For this reason, if we were to allow prosecutors to be a party to a case and provide them with an enforceable right to make a disposition, that would not only be unfair and unjust, but would be subject to abuse and overreach.
Therefore, in a modern democracy, a prosecutor should have no enforceable right to make a disposition whatsoever against a defendant.
This legal concept has long been established in Taiwan since the early 1990s, especially among legislators belonging to the Democratic Progressive Party (DPP), who requested a constitutional interpretation on the issue in 1995.
These legislators invited me to be the appraiser of the legal question submitted before the grand justices.

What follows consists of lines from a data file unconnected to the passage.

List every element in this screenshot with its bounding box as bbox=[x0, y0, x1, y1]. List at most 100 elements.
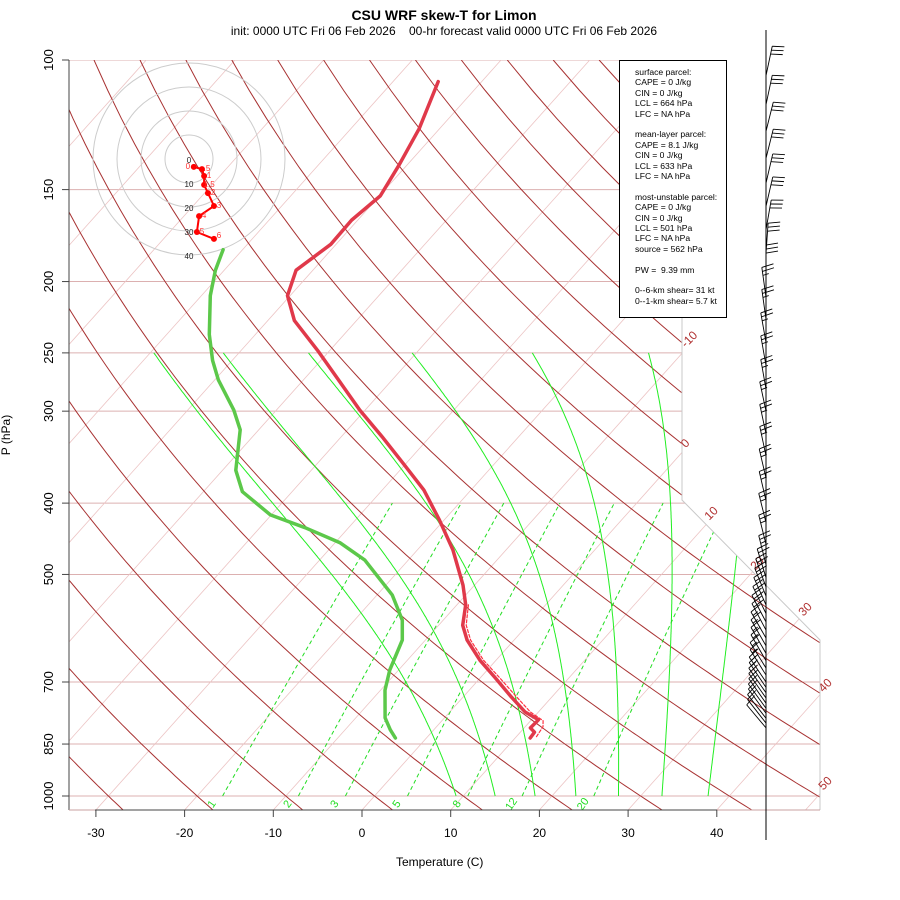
barb-full bbox=[747, 690, 757, 700]
barb-full bbox=[756, 556, 768, 563]
barb-full bbox=[752, 579, 764, 587]
barb-shaft bbox=[758, 471, 767, 501]
mixing-ratio-line bbox=[297, 502, 462, 797]
isotherm-line bbox=[626, 60, 820, 810]
dry-adiabat-line bbox=[782, 60, 820, 810]
wind-barb bbox=[758, 530, 772, 565]
shear-0-6km: 0--6-km shear= 31 kt bbox=[635, 285, 715, 296]
barb-shaft bbox=[751, 595, 767, 623]
dry-adiabat-line bbox=[736, 60, 820, 810]
mixing-ratio-label: 2 bbox=[281, 798, 294, 810]
barb-full bbox=[771, 109, 784, 112]
hodograph-height-label: 3 bbox=[217, 201, 222, 210]
wind-barb bbox=[750, 619, 767, 654]
barb-full bbox=[759, 534, 772, 540]
isotherm-line bbox=[69, 60, 413, 810]
barb-full bbox=[770, 184, 784, 186]
dry-adiabat-line bbox=[69, 60, 575, 810]
wind-barb bbox=[751, 587, 767, 623]
barb-full bbox=[771, 136, 784, 139]
barb-full bbox=[750, 619, 761, 628]
barb-full bbox=[770, 161, 784, 163]
barb-full bbox=[762, 289, 775, 294]
y-tick-label: 500 bbox=[41, 564, 56, 586]
isotherm-line bbox=[69, 60, 502, 810]
barb-full bbox=[748, 659, 758, 669]
barb-full bbox=[760, 355, 773, 360]
barb-full bbox=[754, 582, 765, 591]
wind-barb bbox=[753, 570, 767, 606]
wind-barb bbox=[765, 45, 785, 76]
barb-shaft bbox=[748, 667, 767, 694]
barb-full bbox=[759, 470, 772, 476]
wind-barb bbox=[758, 509, 772, 545]
barb-full bbox=[750, 626, 761, 636]
wind-barb bbox=[765, 101, 786, 132]
barb-full bbox=[755, 552, 767, 560]
barb-full bbox=[758, 546, 770, 554]
barb-shaft bbox=[748, 683, 767, 709]
barb-full bbox=[761, 359, 774, 364]
barb-full bbox=[759, 466, 771, 472]
barb-shaft bbox=[765, 75, 773, 105]
y-tick-label: 150 bbox=[41, 179, 56, 201]
barb-full bbox=[760, 380, 773, 387]
hodograph-ring-label: 20 bbox=[185, 204, 194, 213]
precipitable-water: PW = 9.39 mm bbox=[635, 264, 695, 275]
x-tick-label: -30 bbox=[87, 826, 105, 840]
info-line: CAPE = 0 J/kg bbox=[635, 77, 692, 88]
moist-adiabat-line bbox=[648, 352, 673, 797]
barb-half bbox=[762, 364, 769, 368]
barb-shaft bbox=[748, 662, 767, 688]
wind-barb bbox=[765, 242, 779, 276]
y-tick-label: 100 bbox=[41, 49, 56, 71]
info-line: LCL = 501 hPa bbox=[635, 223, 693, 234]
barb-full bbox=[773, 101, 786, 104]
barb-full bbox=[772, 74, 785, 77]
chart-title: CSU WRF skew-T for Limon bbox=[351, 7, 537, 23]
shear-0-1km: 0--1-km shear= 5.7 kt bbox=[635, 295, 717, 306]
mixing-ratio-label: 5 bbox=[390, 798, 403, 810]
wind-barb bbox=[751, 595, 767, 631]
barb-shaft bbox=[758, 515, 767, 545]
barb-full bbox=[748, 669, 758, 679]
barb-full bbox=[758, 530, 771, 537]
barb-half bbox=[760, 498, 767, 502]
hodograph-point bbox=[204, 190, 211, 197]
barb-full bbox=[748, 675, 758, 685]
isotherm-line bbox=[69, 60, 324, 810]
barb-full bbox=[762, 267, 775, 272]
wind-barb bbox=[752, 579, 767, 614]
mixing-ratio-label: 20 bbox=[575, 796, 592, 813]
barb-full bbox=[760, 331, 773, 337]
barb-shaft bbox=[752, 586, 767, 614]
temperature-trace bbox=[285, 79, 541, 740]
x-tick-label: 10 bbox=[444, 826, 458, 840]
wind-barb bbox=[765, 74, 785, 105]
info-line: CIN = 0 J/kg bbox=[635, 87, 683, 98]
wind-barb bbox=[760, 308, 774, 343]
moist-adiabat-line bbox=[153, 352, 457, 797]
hodograph-height-label: 5 bbox=[200, 227, 205, 236]
barb-shaft bbox=[748, 688, 767, 714]
barb-shaft bbox=[748, 678, 767, 704]
hodograph-point bbox=[210, 235, 217, 242]
barb-full bbox=[771, 157, 785, 160]
info-line: LFC = NA hPa bbox=[635, 171, 691, 182]
barb-full bbox=[765, 250, 779, 254]
dry-adiabat-line bbox=[69, 60, 395, 810]
barb-half bbox=[760, 454, 767, 458]
hodograph-point bbox=[201, 181, 208, 188]
barb-full bbox=[749, 634, 760, 643]
mixing-ratio-line bbox=[407, 502, 561, 797]
hodograph-ring bbox=[164, 134, 214, 184]
barb-full bbox=[761, 335, 774, 341]
barb-full bbox=[759, 399, 772, 405]
barb-full bbox=[759, 513, 772, 520]
wind-barb bbox=[748, 659, 767, 694]
wind-barb bbox=[748, 664, 767, 699]
wind-barb bbox=[747, 685, 767, 719]
x-tick-label: -10 bbox=[265, 826, 283, 840]
barb-full bbox=[759, 421, 772, 427]
wind-barb bbox=[765, 153, 785, 184]
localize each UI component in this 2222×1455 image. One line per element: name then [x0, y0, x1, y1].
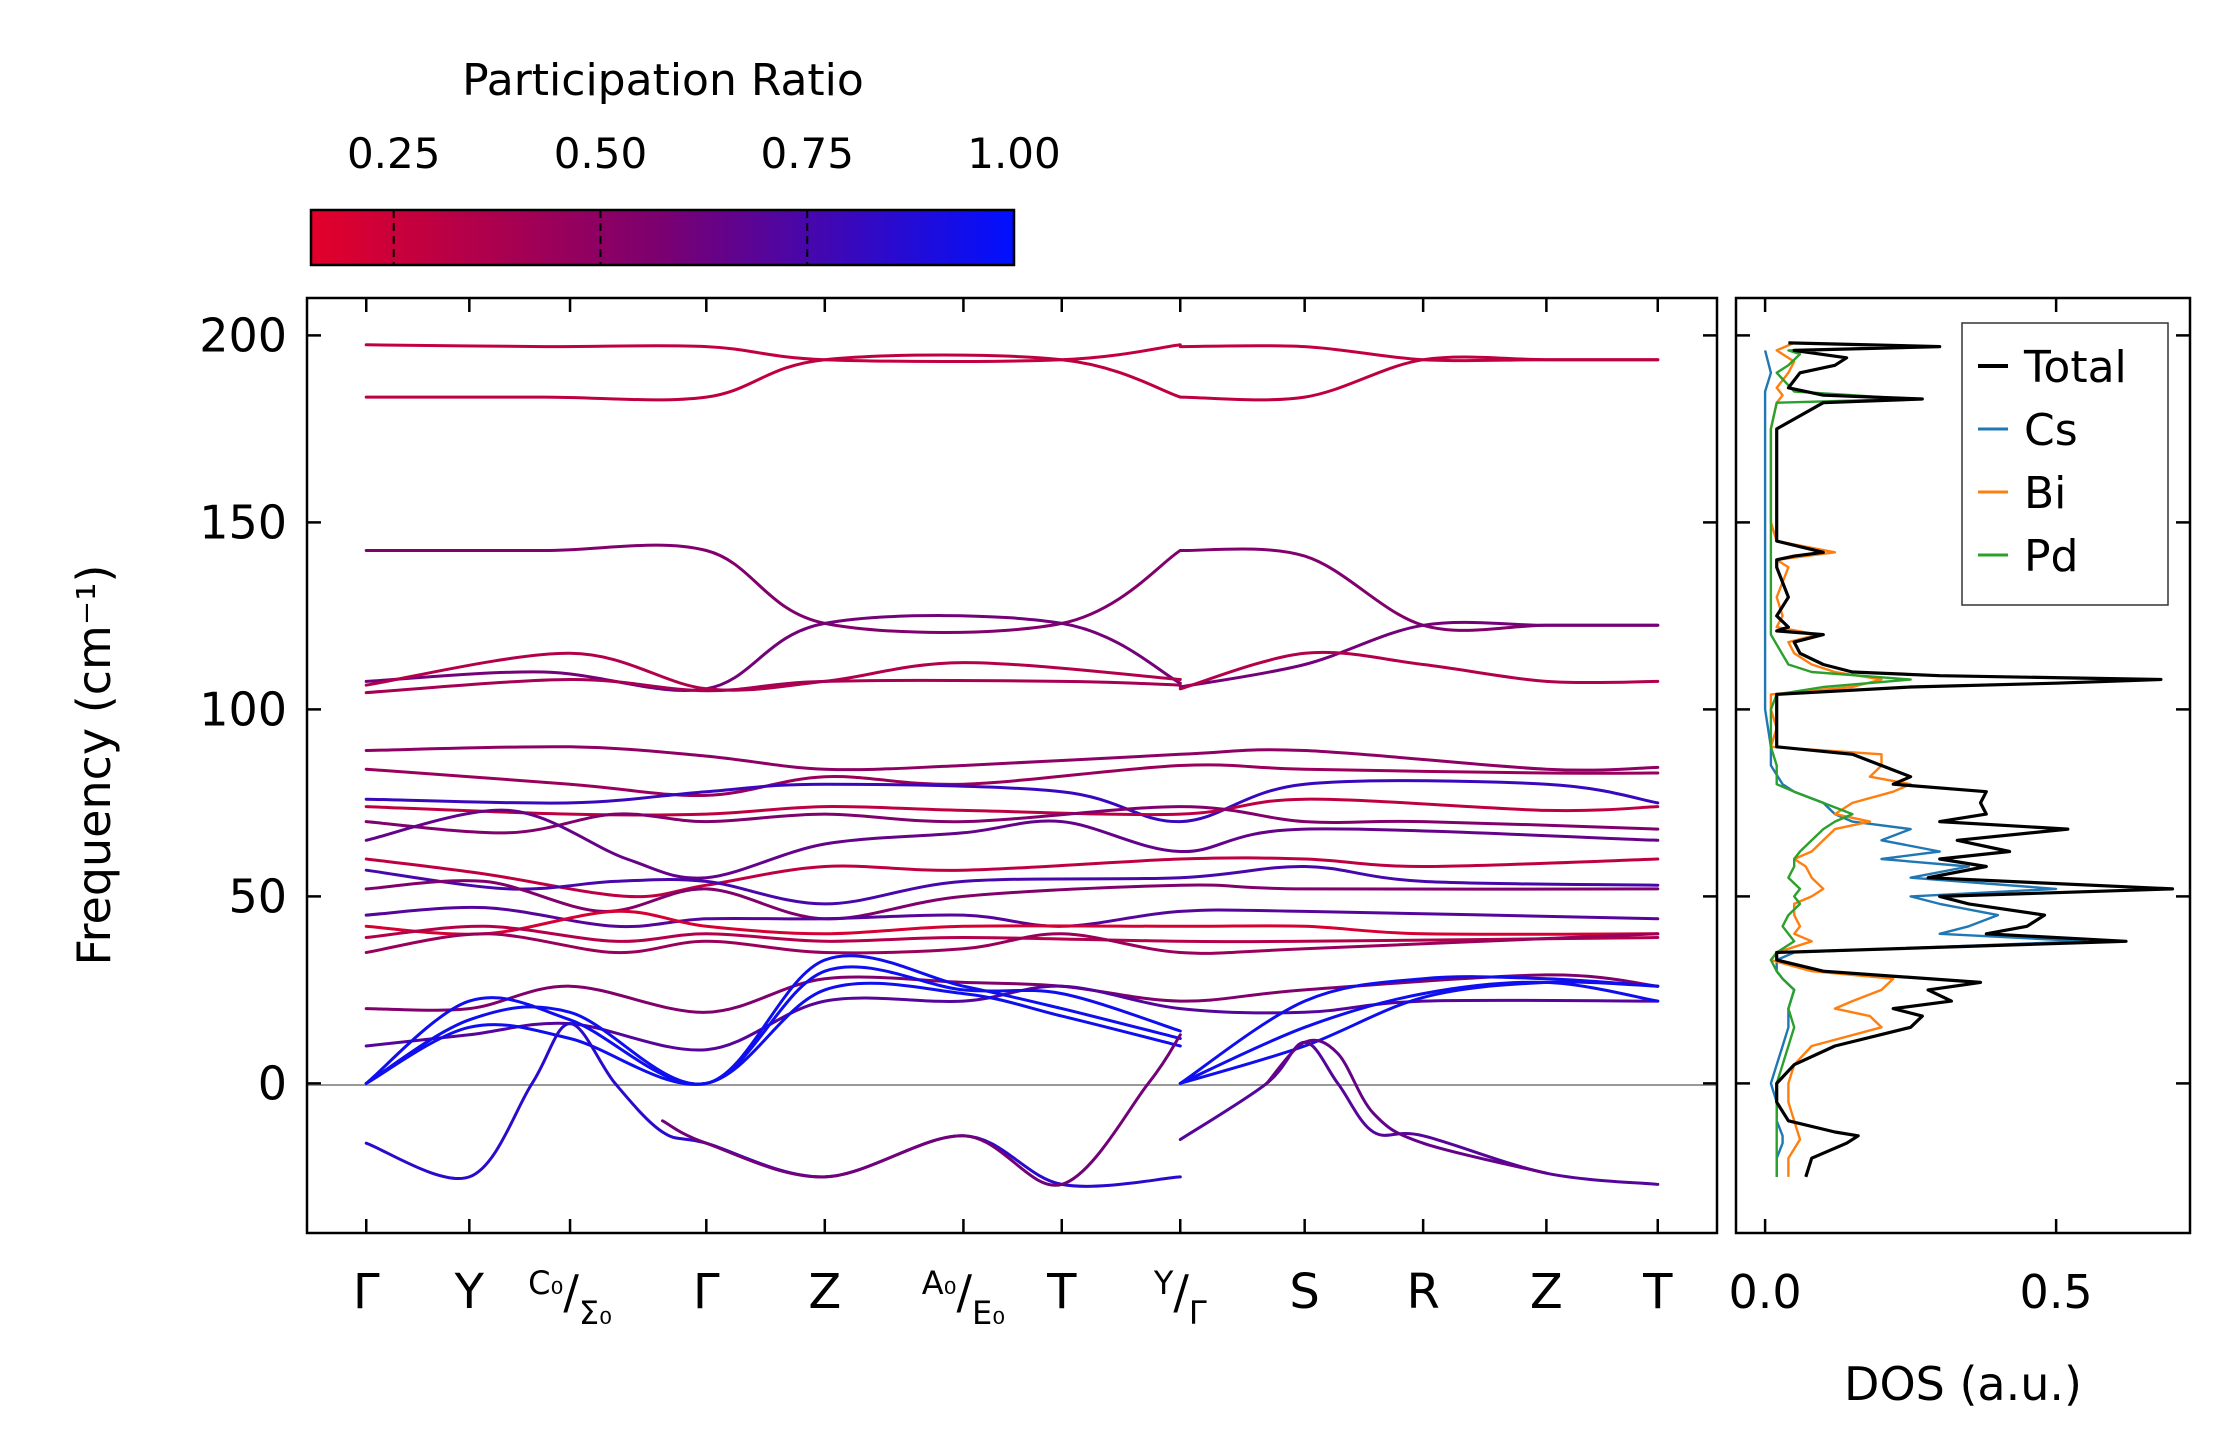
- band-acoustic-2: [364, 954, 1182, 1086]
- dos-lines: [1763, 341, 2175, 1178]
- dos-series-cs: [1763, 350, 2087, 1177]
- legend-label-total: Total: [2023, 342, 2127, 393]
- band-opt-66: [364, 808, 1660, 880]
- band-opt-42: [364, 909, 1660, 936]
- band-mid-optical-2b: [1178, 620, 1660, 689]
- kpoint-label-10: Z: [1530, 1264, 1563, 1320]
- band-ytick-label-200: 200: [199, 308, 287, 362]
- band-high-optical-2: [364, 353, 1182, 402]
- band-mid-optical-1: [364, 543, 1182, 634]
- band-y-ticks: 0 50 100 150 200: [199, 308, 1717, 1110]
- dos-legend: Total Cs Bi Pd: [1961, 322, 2169, 606]
- band-low-opt-27: [364, 973, 1660, 1014]
- colorbar-gradient: [309, 208, 1016, 267]
- dos-ticks: 0.0 0.5: [1729, 298, 2190, 1319]
- band-high-optical-2b: [1178, 355, 1660, 402]
- dos-panel: 0.0 0.5 DOS (a.u.) Total Cs Bi Pd: [1729, 296, 2192, 1411]
- band-band-108-2: [364, 677, 1182, 695]
- band-acoustic-3b: [1178, 980, 1660, 1085]
- kpoint-label-7: Y/Γ: [1153, 1264, 1207, 1332]
- band-structure-panel: 0 50 100 150 200 Γ Y C₀/Σ₀ Γ Z A₀/E₀ T Y/Γ S R Z T Freq…: [67, 296, 1719, 1332]
- band-ytick-label-100: 100: [199, 682, 287, 736]
- band-opt-60: [364, 856, 1660, 899]
- kpoint-label-8: S: [1289, 1264, 1319, 1320]
- band-lines: [364, 343, 1660, 1188]
- kpoint-label-4: Z: [808, 1264, 841, 1320]
- band-mid-optical-2: [364, 614, 1182, 692]
- colorbar-label: Participation Ratio: [462, 55, 864, 106]
- colorbar-tick-label-1: 0.50: [554, 129, 648, 178]
- band-opt-35: [364, 932, 1660, 955]
- band-opt-89: [364, 745, 1660, 772]
- kpoint-label-9: R: [1406, 1264, 1439, 1320]
- band-ytick-label-0: 0: [258, 1056, 287, 1110]
- band-opt-38: [364, 924, 1660, 944]
- kpoint-label-5: A₀/E₀: [922, 1264, 1005, 1332]
- band-soft-mode-2b: [1265, 1038, 1548, 1175]
- band-acoustic-2b: [1178, 980, 1660, 1085]
- kpoint-label-6: T: [1046, 1264, 1077, 1320]
- band-axes-frame: [305, 296, 1719, 1235]
- kpoint-label-2: C₀/Σ₀: [528, 1264, 612, 1332]
- colorbar-tick-label-3: 1.00: [967, 129, 1061, 178]
- kpoint-label-0: Γ: [353, 1264, 380, 1320]
- legend-label-cs: Cs: [2024, 405, 2078, 456]
- dos-series-total: [1775, 341, 2175, 1178]
- band-ytick-label-50: 50: [228, 869, 287, 923]
- dos-xtick-label-1: 0.5: [2020, 1265, 2093, 1319]
- colorbar-ticks: 0.25 0.50 0.75 1.00: [347, 129, 1061, 265]
- kpoint-label-1: Y: [454, 1264, 485, 1320]
- legend-label-bi: Bi: [2024, 468, 2066, 519]
- colorbar: Participation Ratio 0.25 0.50 0.75 1.00: [309, 55, 1061, 267]
- band-kpoint-ticks: Γ Y C₀/Σ₀ Γ Z A₀/E₀ T Y/Γ S R Z T: [353, 298, 1673, 1332]
- band-opt-50: [364, 879, 1660, 921]
- band-acoustic-1: [364, 965, 1182, 1086]
- kpoint-label-3: Γ: [693, 1264, 720, 1320]
- dos-x-axis-label: DOS (a.u.): [1844, 1357, 2082, 1411]
- band-y-axis-label: Frequency (cm⁻¹): [67, 565, 121, 966]
- band-opt-74: [364, 797, 1660, 817]
- band-acoustic-3: [364, 981, 1182, 1086]
- band-ytick-label-150: 150: [199, 495, 287, 549]
- band-band-108-1: [364, 651, 1182, 692]
- colorbar-tick-label-2: 0.75: [760, 129, 854, 178]
- dos-axes-frame: [1734, 296, 2192, 1235]
- band-mid-optical-1b: [1178, 547, 1660, 632]
- band-soft-mode-2: [661, 1033, 1182, 1187]
- dos-series-pd: [1769, 341, 1941, 1177]
- band-opt-55: [364, 864, 1660, 906]
- legend-label-pd: Pd: [2024, 531, 2078, 582]
- band-opt-45: [364, 905, 1660, 929]
- dos-series-bi: [1769, 341, 1912, 1177]
- band-acoustic-1b: [1178, 975, 1660, 1085]
- kpoint-label-11: T: [1642, 1264, 1673, 1320]
- band-opt-84: [364, 763, 1660, 798]
- dos-xtick-label-0: 0.0: [1729, 1265, 1802, 1319]
- legend-box: [1961, 322, 2169, 606]
- band-band-108-3: [1178, 650, 1660, 691]
- colorbar-tick-label-0: 0.25: [347, 129, 441, 178]
- band-opt-78: [364, 779, 1660, 824]
- band-opt-70: [364, 805, 1660, 835]
- band-soft-mode-1: [364, 1022, 1182, 1188]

As such, I went before the court and strongly advocated that they abolish prosecutors’ right to custody/pretrial detention, the motion of which was subsequently adopted by the grand justices.
In 1998, another appraiser went before the grand justices and proposed an interpretation for the abolition of prosecutors’ right to searches.
I was asked to comment on the matter, and I submitted an article in which I expounded upon my ideas that, as prosecutors were considered parties to legal cases, they should in no way have any enforceable power to make dispositions.
As a result, not only should prosecutors’ rights to searches be abolished, so too should their right to detain — restraining people’s freedom of movement — otherwise the reform could not be considered complete.
However, as the person who requested the interpretation only specified the prosecutors’ right to search, the interpretation did not broach the issue of the right to detain.
That being the case, this day, the fears I had at the time has come to pass.
When a problem with prosecutors occurs, they fully shift their responsibility to the police and do not reflect on the matter in the least, which is a problem for the nation and the public.
I am well aware that neither the legal world nor prosecutors are fond of outside criticism, but they must know that criticism is the driving force behind progress and without it, there could be no progress.
Huan Tong-shong is a former president of National Chung Hsing University.